As he approaches old age, he finds he can’t clown as well as he used to. His sight gags grow laboured and slow; he avoids his flatulence routine for obvious reasons. He does his best to hide it though, fearful that the warlord will inflict bygone, unsentimental euthanasia upon his antique jester. However, one day, to his surprise, his employer visits him in his room. This hasn’t happened before. The warlord is aged too, well into his middle years, but still powerful. He sits at the foot of the traveller’s bed and they share a moment together. The warlord meets his eye and the traveller feels something vast pass between them. He’s led by the hand, out of the keep and towards a hut at the village’s centre. His new home, decked out with everything necessary for a comfortable retirement.
He doesn’t wear the hat anymore, but he’s still recognised and well-liked as he wanders the village in his dotage. They look after him, the townsfolk.

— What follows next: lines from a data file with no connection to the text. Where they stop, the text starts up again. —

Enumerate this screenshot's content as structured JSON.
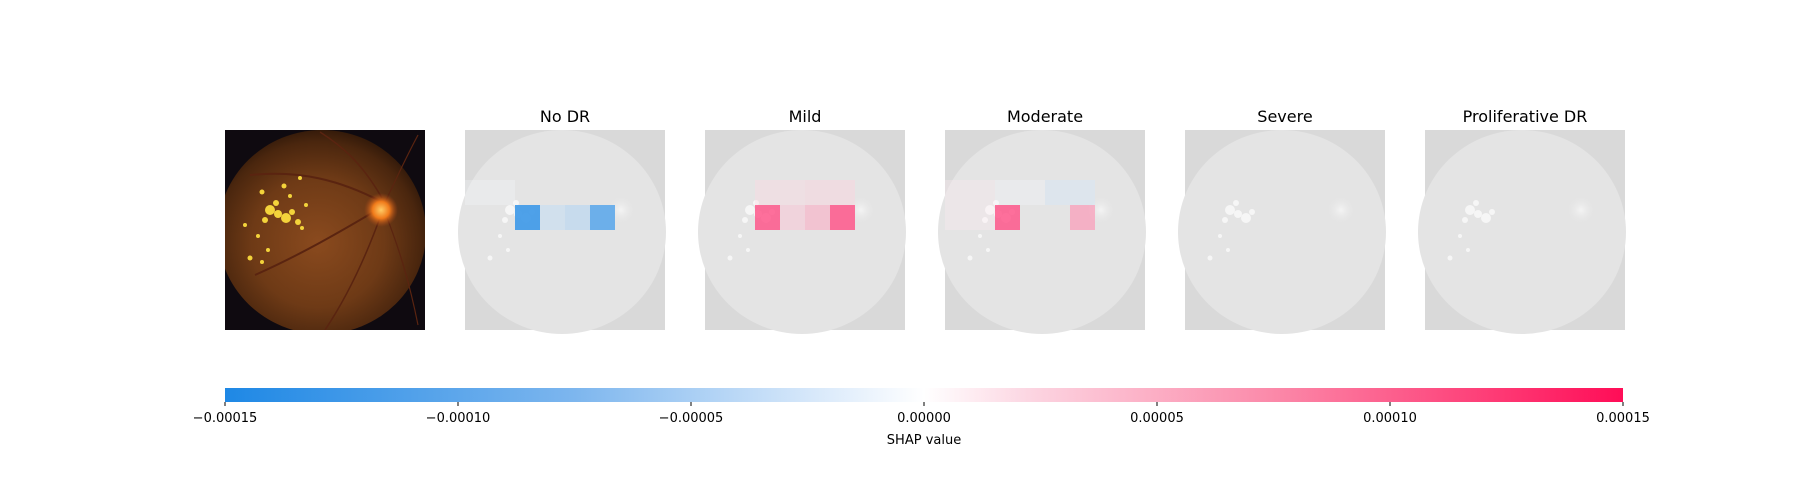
{
  "chart_data": {
    "type": "heatmap",
    "description_kind": "shap-image-explanation",
    "input_panel": {
      "title": ""
    },
    "class_panels": [
      {
        "title": "No DR",
        "cells": [
          {
            "row": 2,
            "col": 0,
            "value": -5e-06
          },
          {
            "row": 2,
            "col": 1,
            "value": -5e-06
          },
          {
            "row": 3,
            "col": 2,
            "value": -0.00013
          },
          {
            "row": 3,
            "col": 3,
            "value": -4.5e-05
          },
          {
            "row": 3,
            "col": 4,
            "value": -5.5e-05
          },
          {
            "row": 3,
            "col": 5,
            "value": -0.000115
          }
        ]
      },
      {
        "title": "Mild",
        "cells": [
          {
            "row": 2,
            "col": 2,
            "value": 2.5e-05
          },
          {
            "row": 2,
            "col": 3,
            "value": 2.5e-05
          },
          {
            "row": 2,
            "col": 4,
            "value": 3e-05
          },
          {
            "row": 2,
            "col": 5,
            "value": 3e-05
          },
          {
            "row": 3,
            "col": 2,
            "value": 0.00011
          },
          {
            "row": 3,
            "col": 3,
            "value": 4e-05
          },
          {
            "row": 3,
            "col": 4,
            "value": 5.5e-05
          },
          {
            "row": 3,
            "col": 5,
            "value": 0.00011
          }
        ]
      },
      {
        "title": "Moderate",
        "cells": [
          {
            "row": 2,
            "col": 0,
            "value": 1.2e-05
          },
          {
            "row": 2,
            "col": 1,
            "value": 1.2e-05
          },
          {
            "row": 2,
            "col": 2,
            "value": -8e-06
          },
          {
            "row": 2,
            "col": 3,
            "value": -8e-06
          },
          {
            "row": 2,
            "col": 4,
            "value": -3e-05
          },
          {
            "row": 2,
            "col": 5,
            "value": -3e-05
          },
          {
            "row": 3,
            "col": 0,
            "value": 1.2e-05
          },
          {
            "row": 3,
            "col": 1,
            "value": 1.2e-05
          },
          {
            "row": 3,
            "col": 2,
            "value": 0.00011
          },
          {
            "row": 3,
            "col": 5,
            "value": 7e-05
          }
        ]
      },
      {
        "title": "Severe",
        "cells": []
      },
      {
        "title": "Proliferative DR",
        "cells": []
      }
    ],
    "colorbar": {
      "min": -0.00015,
      "max": 0.00015,
      "ticks": [
        "−0.00015",
        "−0.00010",
        "−0.00005",
        "0.00000",
        "0.00005",
        "0.00010",
        "0.00015"
      ],
      "tick_values": [
        -0.00015,
        -0.0001,
        -5e-05,
        0,
        5e-05,
        0.0001,
        0.00015
      ],
      "label": "SHAP value",
      "negative_color": "#1E88E5",
      "positive_color": "#FF0D57"
    }
  }
}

They keep an eye on him and watch he doesn’t slip into the moors at night. His mind is fuzzy now. As he wanders, he babbles, unaware of where the sounds come from and clueless as to their danger.
‘Show me the money,’ he yells.
‘Have a break,’ he murmurs. ‘Have a Kit Kat.’
A high piercing falsetto: ‘I’m a creep. I’m a weirdo. What the hell am I doing here?’
The townsfolk shake their head at his nonsense rambling: an entertainer never truly retires.
After he dies, they bury the traveller among the barrows of the warlord’s family. They put his hat into the ground with him, along with the shredded remains of what he brought: his running shoes, his cords, his wallet. They perform the standard ceremony for him, burning the usual herbs and making the appropriate glyphs in the earth. There’s genuine grief at his passing. Everyone remembers the fool and his performances; some folk’s earliest memories were his legendary shows. The warlord never quite recovers and takes a spear to his liver the following spring, dying shortly afterwards. The magician, seriously decrepit, comes through town on one last tour and hears the news. He visits the site of the traveller’s grave and pours out a measure from his cracked flagon, remembering the good old times of their illustrious heyday.
A few short miles away, on a lonely hillside, the traveller’s window closes, unobserved. It will be some time before it reopens once more.